The kickback is sometimes dismissed as a ‘sissy’ exercise. That while it can be a very effective triceps exercise – if performed in the following way.
EXERCISE HIERARCHY
If you want more massive triceps, the kickback certainly isn’t the most important weapon in your arsenal.
When we could only do one exercise for the triceps, we’d chose triceps dips. After all, this puts all three heads of your triceps to work. In addition, you can perform this exercise heavily, at least not lighter than your own body weight allows. This is beneficial, because according to research, the triceps contains relatively many type II muscle fibers (~67%), the type that is best stimulated by heavy weights.
Incidentally, beginners already come a long way with compound exercises such as the bench press and overhead press. The triceps play a supporting role in this. It’s only when you get more advanced and your volume needs increase that isolating triceps exercises become more important.
THE STUBBORN TRICEPS
The triceps consists of three heads (the long, medial and lateral head). To train all three optimally, you will have to do several triceps exercises. For example, with the popular triceps pushdown you mainly train the lateral head, while with the close-grip barbell bench press you focus on the lateral and medial head.
However, most of your triceps are made up of the long head.

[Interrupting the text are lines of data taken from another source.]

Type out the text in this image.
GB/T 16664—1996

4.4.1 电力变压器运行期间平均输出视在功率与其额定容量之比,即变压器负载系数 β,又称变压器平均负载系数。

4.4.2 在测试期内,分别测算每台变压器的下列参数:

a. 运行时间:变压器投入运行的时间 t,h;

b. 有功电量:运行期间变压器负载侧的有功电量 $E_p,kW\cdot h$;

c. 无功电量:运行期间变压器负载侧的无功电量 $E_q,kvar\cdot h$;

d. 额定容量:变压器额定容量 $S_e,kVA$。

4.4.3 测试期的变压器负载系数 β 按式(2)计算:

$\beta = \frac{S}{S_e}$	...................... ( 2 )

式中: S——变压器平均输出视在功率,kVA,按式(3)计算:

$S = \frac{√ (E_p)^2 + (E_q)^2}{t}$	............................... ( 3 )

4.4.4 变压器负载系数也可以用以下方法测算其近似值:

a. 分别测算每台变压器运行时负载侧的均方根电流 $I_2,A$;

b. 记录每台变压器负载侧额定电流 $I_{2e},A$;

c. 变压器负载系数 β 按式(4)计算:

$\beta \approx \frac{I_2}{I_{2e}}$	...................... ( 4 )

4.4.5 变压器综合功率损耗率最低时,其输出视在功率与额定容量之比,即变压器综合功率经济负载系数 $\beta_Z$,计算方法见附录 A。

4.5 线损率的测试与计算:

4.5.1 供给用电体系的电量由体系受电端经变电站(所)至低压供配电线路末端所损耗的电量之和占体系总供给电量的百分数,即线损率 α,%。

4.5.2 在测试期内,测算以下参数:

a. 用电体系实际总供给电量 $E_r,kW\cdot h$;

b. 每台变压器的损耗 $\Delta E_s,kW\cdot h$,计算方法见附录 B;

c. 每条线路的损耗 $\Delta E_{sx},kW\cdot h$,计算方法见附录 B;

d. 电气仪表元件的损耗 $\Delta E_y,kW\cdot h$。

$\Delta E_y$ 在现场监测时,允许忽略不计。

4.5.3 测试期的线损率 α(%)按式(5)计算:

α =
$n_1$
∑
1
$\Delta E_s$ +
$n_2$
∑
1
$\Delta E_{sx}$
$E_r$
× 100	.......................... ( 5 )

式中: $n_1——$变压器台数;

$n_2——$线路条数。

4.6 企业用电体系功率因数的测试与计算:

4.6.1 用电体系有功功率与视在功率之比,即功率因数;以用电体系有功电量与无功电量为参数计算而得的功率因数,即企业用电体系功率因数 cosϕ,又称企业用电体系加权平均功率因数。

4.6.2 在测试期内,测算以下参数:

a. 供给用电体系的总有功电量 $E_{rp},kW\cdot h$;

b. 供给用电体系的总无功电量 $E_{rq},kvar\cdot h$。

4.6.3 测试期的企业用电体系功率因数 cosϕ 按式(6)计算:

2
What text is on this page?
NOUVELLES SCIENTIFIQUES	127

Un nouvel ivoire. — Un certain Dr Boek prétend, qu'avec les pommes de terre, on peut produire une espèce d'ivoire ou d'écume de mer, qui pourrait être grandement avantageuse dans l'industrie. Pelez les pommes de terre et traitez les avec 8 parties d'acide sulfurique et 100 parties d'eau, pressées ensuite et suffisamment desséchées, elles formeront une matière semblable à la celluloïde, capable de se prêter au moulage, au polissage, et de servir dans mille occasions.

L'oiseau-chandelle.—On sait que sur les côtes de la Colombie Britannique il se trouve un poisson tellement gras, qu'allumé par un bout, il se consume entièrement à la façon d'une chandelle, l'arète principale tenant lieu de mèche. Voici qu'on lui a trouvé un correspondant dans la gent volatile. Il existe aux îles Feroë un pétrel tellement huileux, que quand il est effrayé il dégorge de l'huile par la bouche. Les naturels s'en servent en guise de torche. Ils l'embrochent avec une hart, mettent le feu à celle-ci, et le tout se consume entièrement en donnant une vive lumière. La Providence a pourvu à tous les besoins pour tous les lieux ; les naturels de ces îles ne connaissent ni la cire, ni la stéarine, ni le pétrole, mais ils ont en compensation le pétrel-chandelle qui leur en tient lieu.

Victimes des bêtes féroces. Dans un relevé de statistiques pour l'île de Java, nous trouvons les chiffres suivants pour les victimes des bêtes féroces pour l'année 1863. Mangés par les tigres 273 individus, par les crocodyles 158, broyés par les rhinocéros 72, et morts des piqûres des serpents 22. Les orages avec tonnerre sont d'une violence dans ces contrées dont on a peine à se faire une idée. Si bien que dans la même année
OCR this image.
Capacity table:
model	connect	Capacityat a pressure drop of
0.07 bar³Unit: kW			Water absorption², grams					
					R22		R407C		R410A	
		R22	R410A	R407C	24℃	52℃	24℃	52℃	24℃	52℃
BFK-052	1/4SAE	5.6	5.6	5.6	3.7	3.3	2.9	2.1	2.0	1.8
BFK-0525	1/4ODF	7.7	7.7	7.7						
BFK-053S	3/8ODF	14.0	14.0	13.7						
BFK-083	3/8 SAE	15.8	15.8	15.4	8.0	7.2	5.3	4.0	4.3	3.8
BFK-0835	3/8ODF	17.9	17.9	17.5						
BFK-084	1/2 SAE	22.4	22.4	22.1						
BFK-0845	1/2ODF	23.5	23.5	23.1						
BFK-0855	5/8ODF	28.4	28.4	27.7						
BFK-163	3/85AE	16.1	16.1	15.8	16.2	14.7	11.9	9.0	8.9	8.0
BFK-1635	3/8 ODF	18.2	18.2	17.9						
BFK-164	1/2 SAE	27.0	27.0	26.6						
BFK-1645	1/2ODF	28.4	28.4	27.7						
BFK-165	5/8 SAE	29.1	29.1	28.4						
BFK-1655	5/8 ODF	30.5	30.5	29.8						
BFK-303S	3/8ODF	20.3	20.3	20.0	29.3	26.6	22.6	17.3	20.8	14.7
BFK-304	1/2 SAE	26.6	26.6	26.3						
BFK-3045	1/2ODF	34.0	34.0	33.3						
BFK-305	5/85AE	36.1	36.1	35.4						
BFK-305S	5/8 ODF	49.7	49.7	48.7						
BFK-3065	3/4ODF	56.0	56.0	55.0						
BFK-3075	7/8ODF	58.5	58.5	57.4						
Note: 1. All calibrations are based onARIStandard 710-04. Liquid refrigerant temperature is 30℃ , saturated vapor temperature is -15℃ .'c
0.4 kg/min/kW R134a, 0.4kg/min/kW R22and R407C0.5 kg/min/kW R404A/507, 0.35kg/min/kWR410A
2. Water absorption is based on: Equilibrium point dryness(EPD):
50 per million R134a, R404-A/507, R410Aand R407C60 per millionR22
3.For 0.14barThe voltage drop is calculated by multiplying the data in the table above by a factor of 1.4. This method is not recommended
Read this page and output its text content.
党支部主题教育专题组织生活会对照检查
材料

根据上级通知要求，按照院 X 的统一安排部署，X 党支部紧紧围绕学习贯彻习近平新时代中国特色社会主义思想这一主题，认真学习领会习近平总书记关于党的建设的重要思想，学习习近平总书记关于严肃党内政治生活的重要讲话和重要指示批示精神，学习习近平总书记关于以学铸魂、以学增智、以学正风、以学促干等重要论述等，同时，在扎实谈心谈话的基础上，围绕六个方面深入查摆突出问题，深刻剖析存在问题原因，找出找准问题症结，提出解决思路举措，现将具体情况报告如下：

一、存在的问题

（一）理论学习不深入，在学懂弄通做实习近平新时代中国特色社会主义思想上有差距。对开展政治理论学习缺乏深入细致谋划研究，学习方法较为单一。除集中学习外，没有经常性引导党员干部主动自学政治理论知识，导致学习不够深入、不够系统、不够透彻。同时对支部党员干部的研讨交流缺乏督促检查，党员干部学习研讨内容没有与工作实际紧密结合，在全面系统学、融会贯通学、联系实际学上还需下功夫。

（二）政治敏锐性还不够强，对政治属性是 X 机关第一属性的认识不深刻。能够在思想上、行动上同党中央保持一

To optimally develop it, it is often recommended to do at least one triceps exercise above the head, such as the lying triceps extension. According to research a good advice but they usually forget that there is an exercise which the long head probably even more triggers, namely incline dumbbell tricep kickbacks. In kickbacks, move your arm back until it is parallel to the upper body.
Please note: ‘activating’ is not the same as ‘stimulation’. We base ourselves on an EMG study and such a study does not say everything about actual muscle growth. After all, aspects such as load (the heaviness of the weight) and range of motion (the range of motion ) also play an important role in muscle growth.
Nevertheless, renowned coaches such as Jeff Cavaliere and Jeremy Ethier also also ‘dare’ to make a case for the incline dumbbell tricep kickback, based on their practical experience.
BENEFITS
The crux of the exercise lies in the angle that your body and therefore your upper arm make in relation to the floor. This ensures optimal contraction of the long triceps head, more than when you do kickbacks in a traditional way, for example leaning forward on a bench.
And because your chest is supported, your lower back doesn’t participate. This makes it easier to train the exercise to muscle failure, which is usually a necessity with light weights (see below) .
Finally, this way you can train both arms at the same time, which saves time.
EXECUTION
But for this kickback variant to be really effective, the following things are crucial in your performance:
- Your upper arm remains parallel to your body;
- Your elbow stays in place;
- You limit the range of motion to the point where your upper and forearms make a 90-degree angle.
With regard to the latter: many people move their forearm all the way to their upper arm during kickbacks when you do a biceps curl. In this bit of range of motion, however, there is no more tension on your triceps, making it useless. See also Jeff Cavaliere ‘s explanation about this.
WEIGHT
The biggest criticism of some coaches about the triceps kickback is that you can only perform it with very light weights. The exercise owes its not too tough reputation to that.
But that’s not really a valid argument: for muscle growth it is not about the absolute weight, but about the mechanical tension that you create by training with a certain weight to (near) muscle failure. Light weights simply require more reps than heavy ones. We have already seen that you do not have to train as close to muscle failure with heavy weights to achieve sufficient mechanical tension.
We also saw that the triceps probably contain a relatively large number of type II muscle fibers. For that reason you can indeed say that triceps benefit more from heavy weights. That is why we initially recommend exercises such as dips and close-grip bench press for the triceps.
Doesn’t take away that incline kickbacks are a great addition to it.